近年來，AlTiN和AlCrN硬質塗層已經被廣泛應用於切削工具。加工難削材已經成為一種趨勢，為了增強這些材料的加工性能，可以添加適量的硼（B）元素來改善AlTiN和AlCrN塗層的硬度、韌性、熱穩定性和耐磨性。硼（B）原子的添加導致金屬氮化物多層結構AlTiN與AlCrN形成固溶體，則奈米晶AlTiN與AlCrN形成非晶的BN相，使變成奈米複合材料。
Ti-6Al-4V合金是一種目前廣泛應用的材料，以其高斷裂韌性和硬度而聞名，因此成為航空航太、生醫科技和汽車等行業的首選，其卓越的加工性質使其受到青睞。然而，在Ti-6Al-4V的加工過程中，由於其相對較低的彈性模數和導熱性，會產生大量的熱，這種多餘的熱會加速刀具的磨損並可能導致刀具失效。
本研究將使用Al60Ti30B10、Al60Cr30B10與Cr99三種靶材的組合，透過陰極電弧沉積系統鍍製單層合金氮化物硬質薄膜AlTiBN與AlCrBN及奈米多層合金氮化物硬質薄膜AlTiBN/AlCrBN，探討B元素對於薄膜的硬度、韌性、熱穩定性及耐磨性，然而調整AlTiBN與AlCrBN靶電流比例(80：80、100：60、60：100)改變薄膜元素比例並且對薄膜進行機械性質分析，探討薄膜的機械性能。然而使用場發射掃描式電子顯微鏡、場發射穿透式電子顯微鏡，觀察薄膜截面形貌，並使用EPMA進行元素分析，在使用低掠角XRD進行晶體結構分析，最後鍍製在碳化鎢刀具上，用電腦數值控制加工機以往復式銑削的方式加工Ti-6Al-4V合金，並探討薄膜是否有效提高刀具在加工時的熱穩定性及刀具壽命。
根據研究結果顯示，多層CTB3塗層的設計在性能上表現出色。從SEM與TEM截面觀察中發現，由於硼的加入，晶粒細化有效抑制了晶粒的成長，形成了更緻密的奈米多層膜結構。這種結構受到了多層薄膜強化機制的影響，使得CTB3薄膜獲得了最高硬度(37.8 GPa)，由於其設計CTB3薄膜中AlCrB靶的靶電流較高，因此在耐磨性方面會優於其他薄膜，有較低的磨耗率(8.7x10-7 mm3/Nm)。此外，多層薄膜還展現出優異的抗破裂韌性與H3/E2抗塑性變形能力，在經歷70萬次動態衝擊後，仍顯示出卓越的抗衝擊疲勞能力。
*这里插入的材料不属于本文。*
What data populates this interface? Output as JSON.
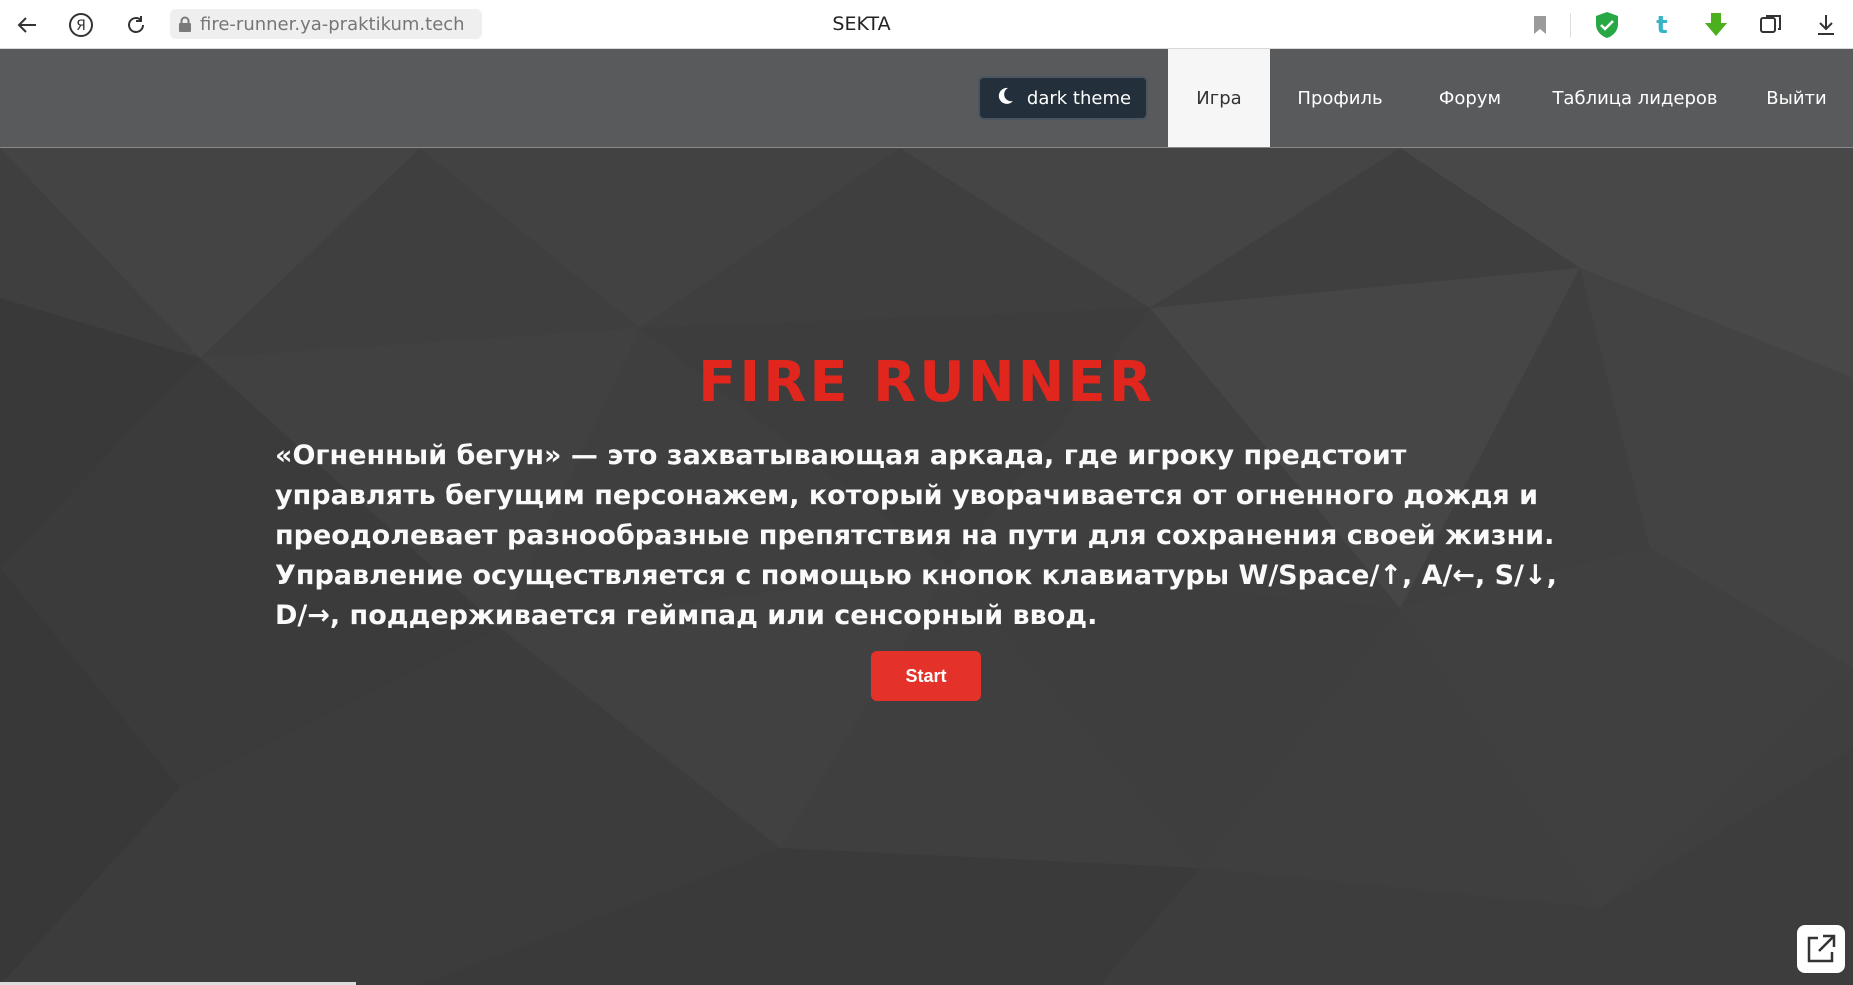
{
  "browser": {
    "url": "fire-runner.ya-praktikum.tech",
    "tab_title": "SEKTA",
    "icons": [
      "back-icon",
      "yandex-icon",
      "reload-icon",
      "lock-icon",
      "bookmark-icon",
      "shield-icon",
      "tumblr-icon",
      "download-arrow-icon",
      "extensions-icon",
      "downloads-icon"
    ]
  },
  "header": {
    "theme_button": "dark theme",
    "nav": [
      {
        "label": "Игра",
        "active": true
      },
      {
        "label": "Профиль",
        "active": false
      },
      {
        "label": "Форум",
        "active": false
      },
      {
        "label": "Таблица лидеров",
        "active": false
      },
      {
        "label": "Выйти",
        "active": false
      }
    ]
  },
  "main": {
    "title": "FIRE RUNNER",
    "description": "«Огненный бегун» — это захватывающая аркада, где игроку предстоит управлять бегущим персонажем, который уворачивается от огненного дождя и преодолевает разнообразные препятствия на пути для сохранения своей жизни. Управление осуществляется с помощью кнопок клавиатуры W/Space/↑, A/←, S/↓, D/→, поддерживается геймпад или сенсорный ввод.",
    "start_button": "Start"
  },
  "colors": {
    "accent": "#e1261d",
    "button": "#e4322a",
    "header_bg": "#595a5c",
    "theme_button_bg": "#232f3a",
    "page_bg": "#3f3f40"
  }
}
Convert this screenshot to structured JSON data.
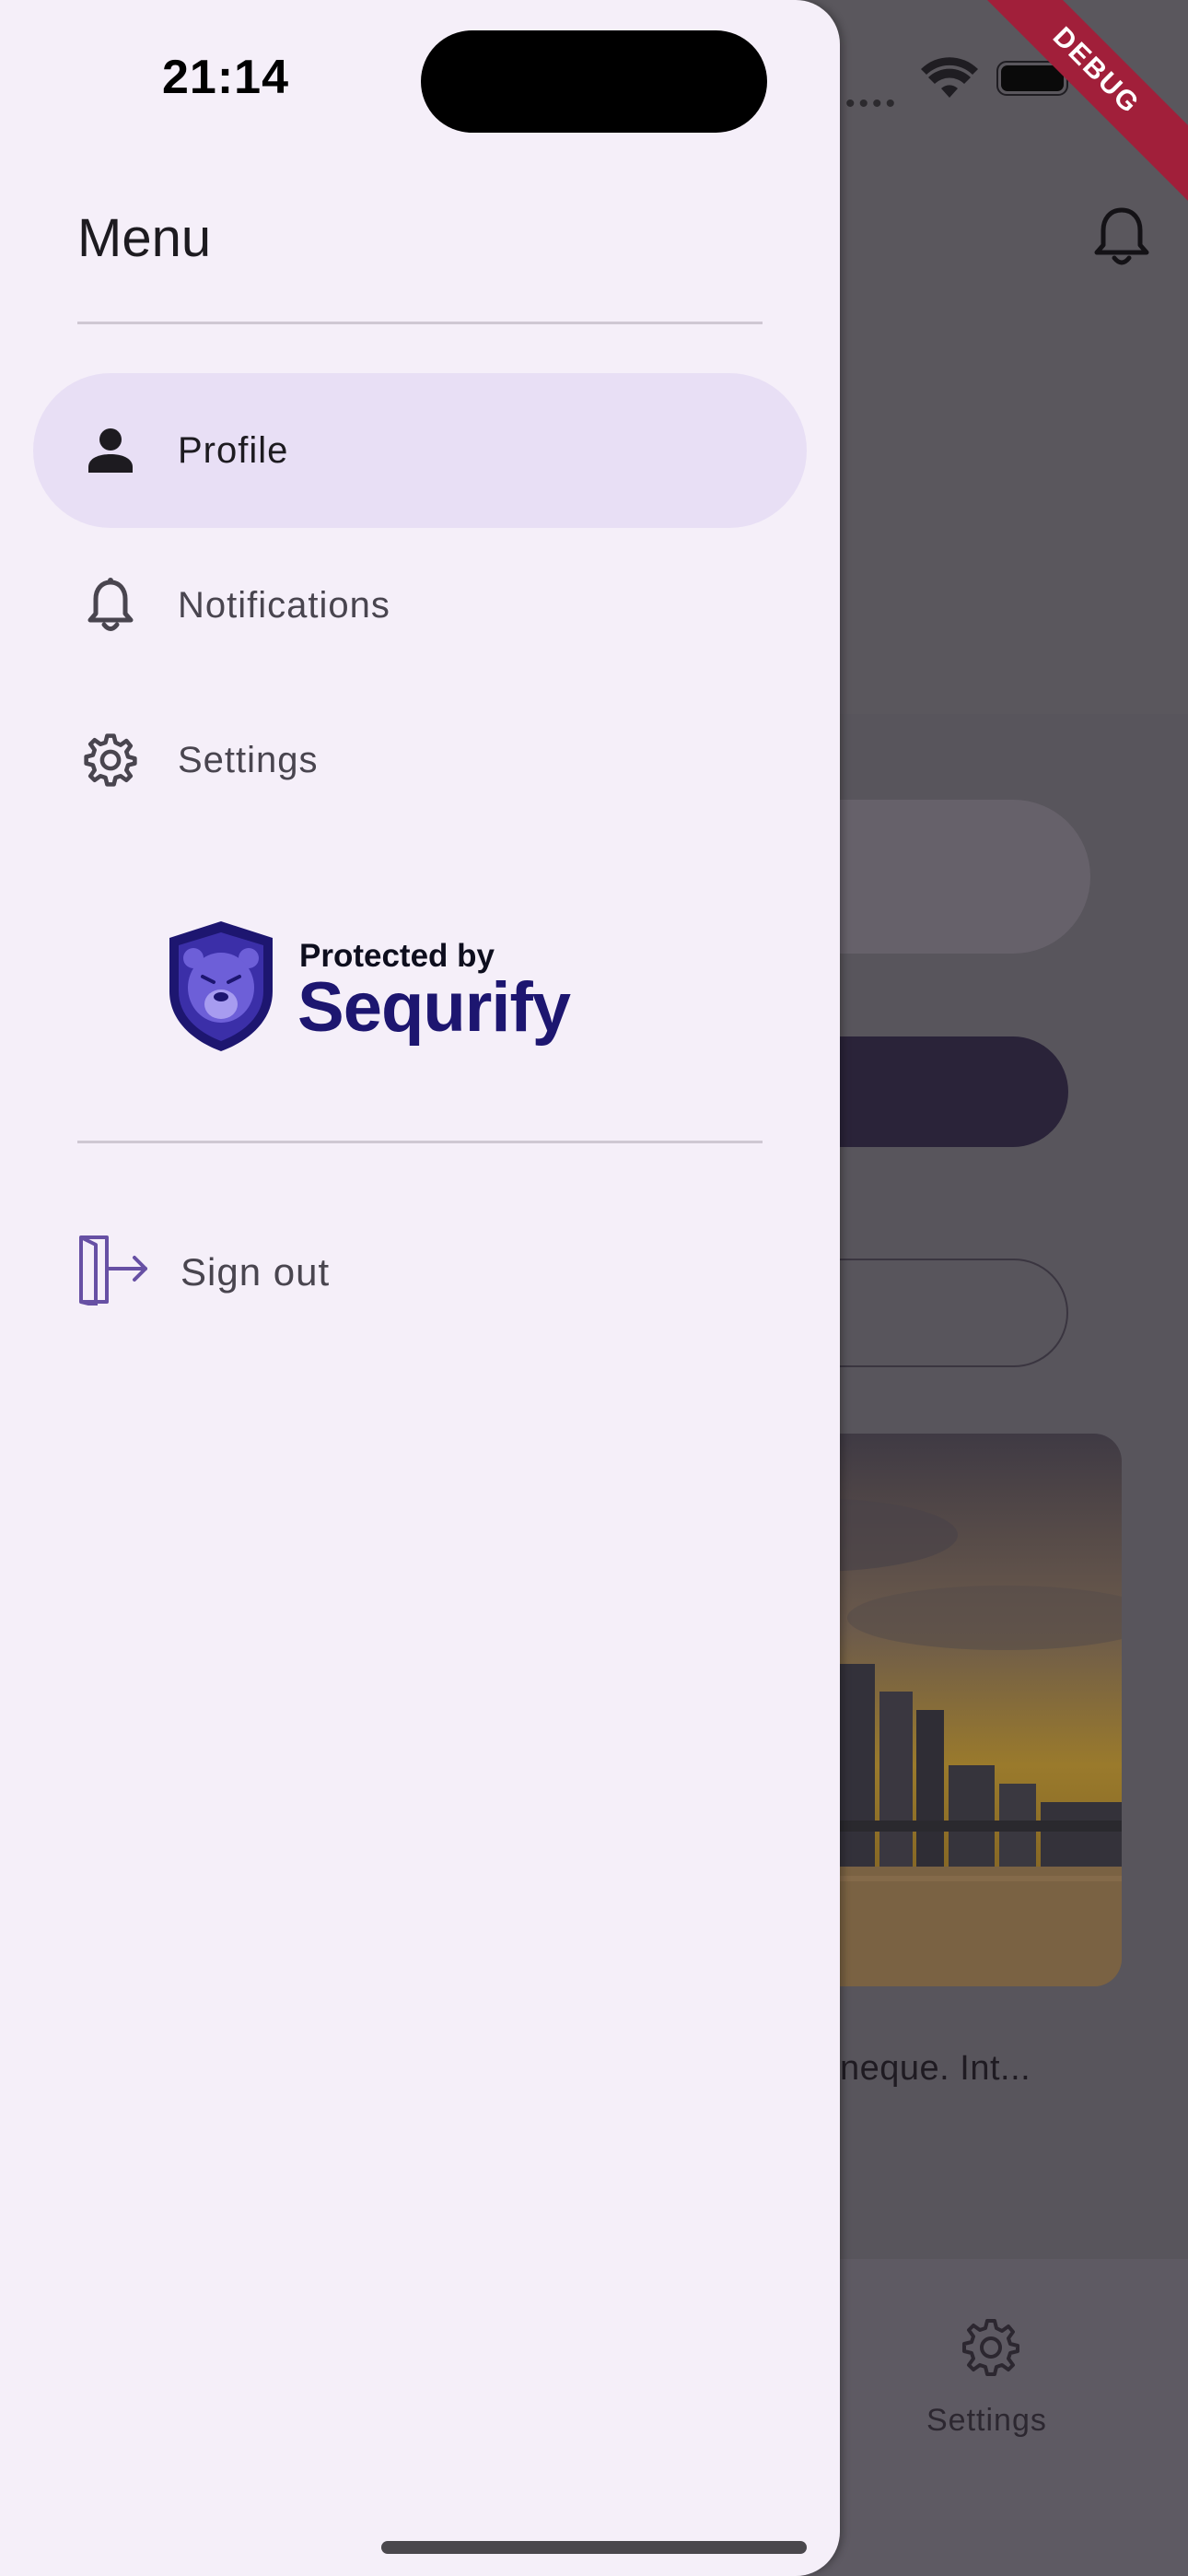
{
  "status_bar": {
    "time": "21:14"
  },
  "debug_banner": "DEBUG",
  "drawer": {
    "title": "Menu",
    "items": [
      {
        "label": "Profile",
        "icon": "person-icon",
        "active": true
      },
      {
        "label": "Notifications",
        "icon": "bell-icon",
        "active": false
      },
      {
        "label": "Settings",
        "icon": "gear-icon",
        "active": false
      }
    ],
    "logo": {
      "line1": "Protected by",
      "line2": "Sequrify"
    },
    "sign_out_label": "Sign out"
  },
  "background_app": {
    "caption_fragment": "neque. Int...",
    "bottom_nav_settings_label": "Settings"
  },
  "colors": {
    "drawer_bg": "#f5eff9",
    "active_item_bg": "#e8dff5",
    "brand_purple": "#1d1670",
    "signout_icon": "#6750a4"
  }
}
在使用乾式和濕式切削Ti-6Al-4V合金時，多層CTB3薄膜均展現了出色的切削性能。在高溫切削過程中，CTB3薄膜會生成Al2O3、TiO2、Cr2O3、B2O3等氧化物，這些氧化物能有效阻止氧原子向薄膜內部擴散，並在表面形成自潤滑層，從而顯著提高薄膜的抗氧化性與抗沾黏性，進一步降低切削過程中的磨耗量。在乾式切削條件下，多層CTB3薄膜能有效將刀具壽命延長至300%；而在濕式切削條件下，則能將刀具壽命延長至200%。這些結果顯示，多層CTB3薄膜在不同切削條件下均具有優異的性能，顯著提升了刀具的使用壽命。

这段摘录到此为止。